Registrations for new passenger cars in Germany grew by 5% year-on-year to 3.607m vehicles last year.
German OEM groups had a 70.3% share of the market at 2.535m, while foreign makes accounted for the remaining 1.072m of registrations. Each category increased by 5% on 2018, according to figures released by sector body VDA and the government’s motor transport authority (KBA).
Last year’s volume compares with the high of 3.8m registered in 2009.
Because of weaker demand around the world, German exports fell by 13% to 3.480m which, in turn, dragged down the country’s OEM’s production by 9% to 4.662m.
Daniel Harrison, automotive analyst, commented: “The macroeconomic backdrop to Germany’s industrial sector woes is that their GDP contracted by -0.1 in Q2 2019 and grew by only 0.1% in Q3 of 2019, narrowly avoiding falling in to a recession - which is defined as two consecutive quarters of contraction. Nonetheless this is very weak growth, which does not bode well for their industrial outlook.”
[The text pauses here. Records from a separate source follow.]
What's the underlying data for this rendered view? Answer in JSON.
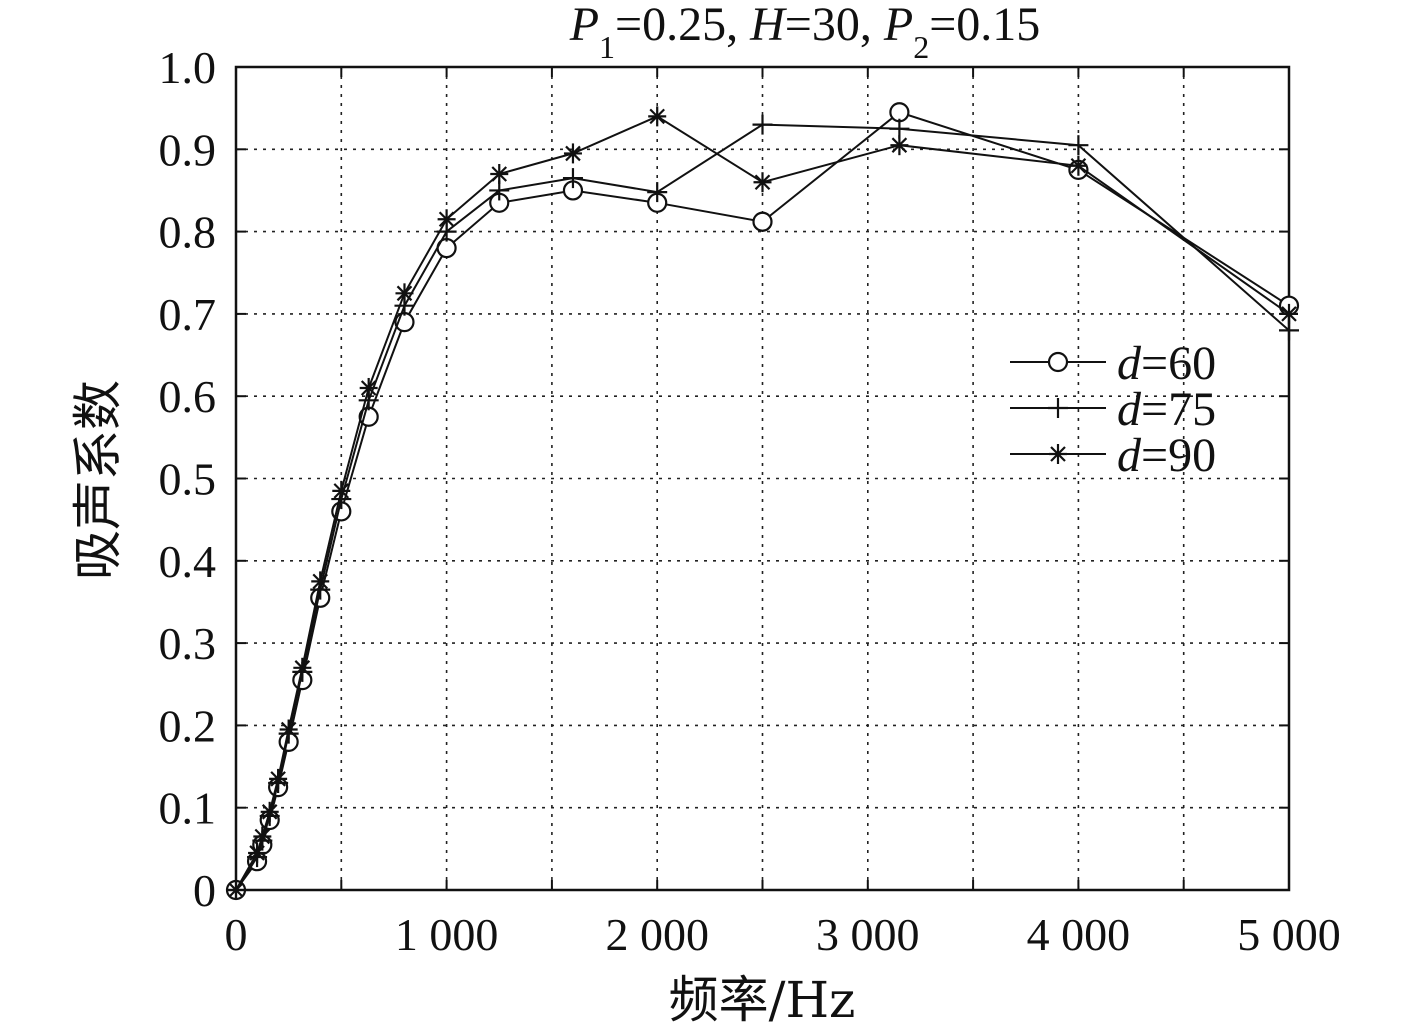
{
  "chart_data": {
    "type": "line",
    "title_parts": [
      {
        "text": "P",
        "italic": true
      },
      {
        "text": "1",
        "sub": true
      },
      {
        "text": "=0.25, "
      },
      {
        "text": "H",
        "italic": true
      },
      {
        "text": "=30, "
      },
      {
        "text": "P",
        "italic": true
      },
      {
        "text": "2",
        "sub": true
      },
      {
        "text": "=0.15"
      }
    ],
    "xlabel": "频率/Hz",
    "ylabel": "吸声系数",
    "xlim": [
      0,
      5000
    ],
    "ylim": [
      0,
      1.0
    ],
    "x_ticks": [
      0,
      1000,
      2000,
      3000,
      4000,
      5000
    ],
    "x_tick_labels": [
      "0",
      "1 000",
      "2 000",
      "3 000",
      "4 000",
      "5 000"
    ],
    "y_ticks": [
      0,
      0.1,
      0.2,
      0.3,
      0.4,
      0.5,
      0.6,
      0.7,
      0.8,
      0.9,
      1.0
    ],
    "y_tick_labels": [
      "0",
      "0.1",
      "0.2",
      "0.3",
      "0.4",
      "0.5",
      "0.6",
      "0.7",
      "0.8",
      "0.9",
      "1.0"
    ],
    "grid": true,
    "legend_position": "right",
    "x": [
      0,
      100,
      125,
      160,
      200,
      250,
      315,
      400,
      500,
      630,
      800,
      1000,
      1250,
      1600,
      2000,
      2500,
      3150,
      4000,
      5000
    ],
    "series": [
      {
        "name": "d=60",
        "label_var": "d",
        "label_value": "=60",
        "marker": "circle",
        "values": [
          0.0,
          0.035,
          0.055,
          0.085,
          0.125,
          0.18,
          0.255,
          0.355,
          0.46,
          0.575,
          0.69,
          0.78,
          0.835,
          0.85,
          0.835,
          0.812,
          0.945,
          0.875,
          0.71
        ]
      },
      {
        "name": "d=75",
        "label_var": "d",
        "label_value": "=75",
        "marker": "plus",
        "values": [
          0.0,
          0.04,
          0.06,
          0.09,
          0.13,
          0.19,
          0.265,
          0.365,
          0.475,
          0.595,
          0.71,
          0.8,
          0.85,
          0.865,
          0.848,
          0.93,
          0.925,
          0.905,
          0.68
        ]
      },
      {
        "name": "d=90",
        "label_var": "d",
        "label_value": "=90",
        "marker": "star",
        "values": [
          0.0,
          0.045,
          0.065,
          0.095,
          0.135,
          0.195,
          0.27,
          0.375,
          0.485,
          0.61,
          0.725,
          0.815,
          0.87,
          0.895,
          0.94,
          0.86,
          0.905,
          0.88,
          0.7
        ]
      }
    ]
  }
}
Regarding the European C02 emissions that came into force on January 1, 2020, Harrison suggests Germany is ”unusually exposed” because the premium OEMs BMW, Daimler and Audi (part of VW Group) produce a lot of high emitting vehicles.
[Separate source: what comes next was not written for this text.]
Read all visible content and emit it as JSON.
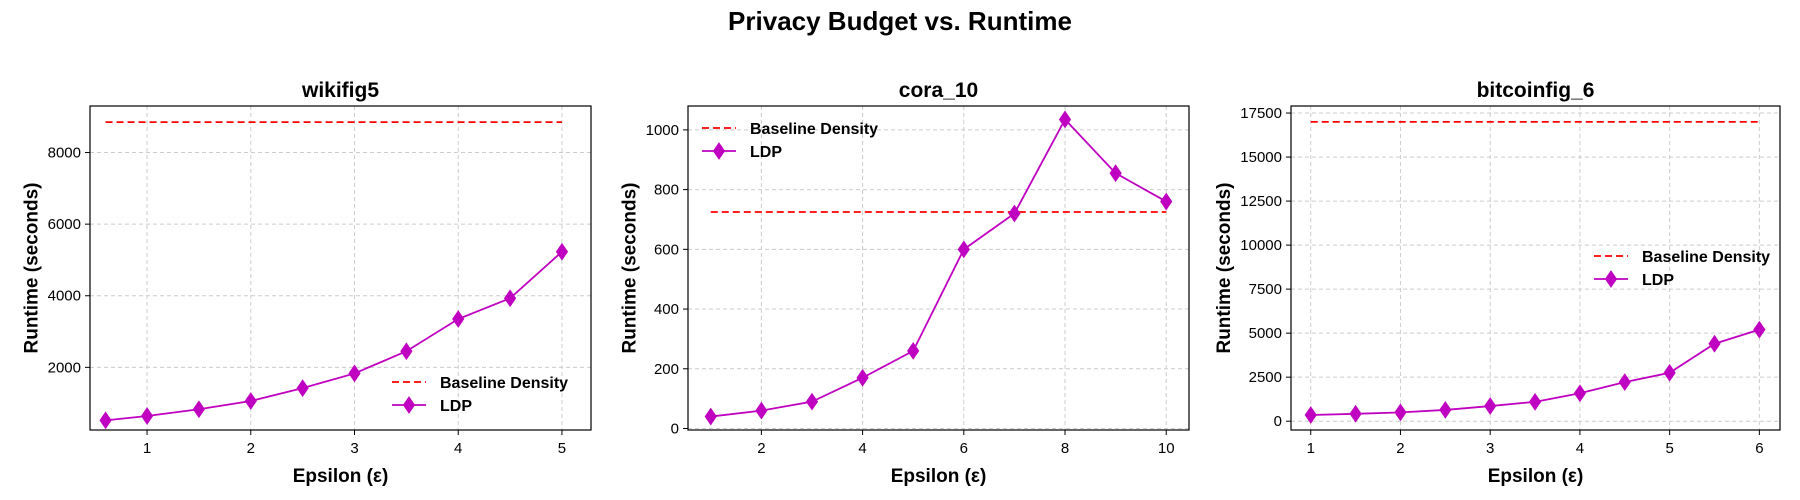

”For these German OEMs, the transition to hybrid and electric vehicles is going to require unprecedented levels of investment. German OEMs are also at real risk of losing market share to OEMs that are ahead of the curve with EVs such as Renault / Nissan, Tesla and at the lower end potentially even being challenged by lower cost EVs from China,” Harrison states.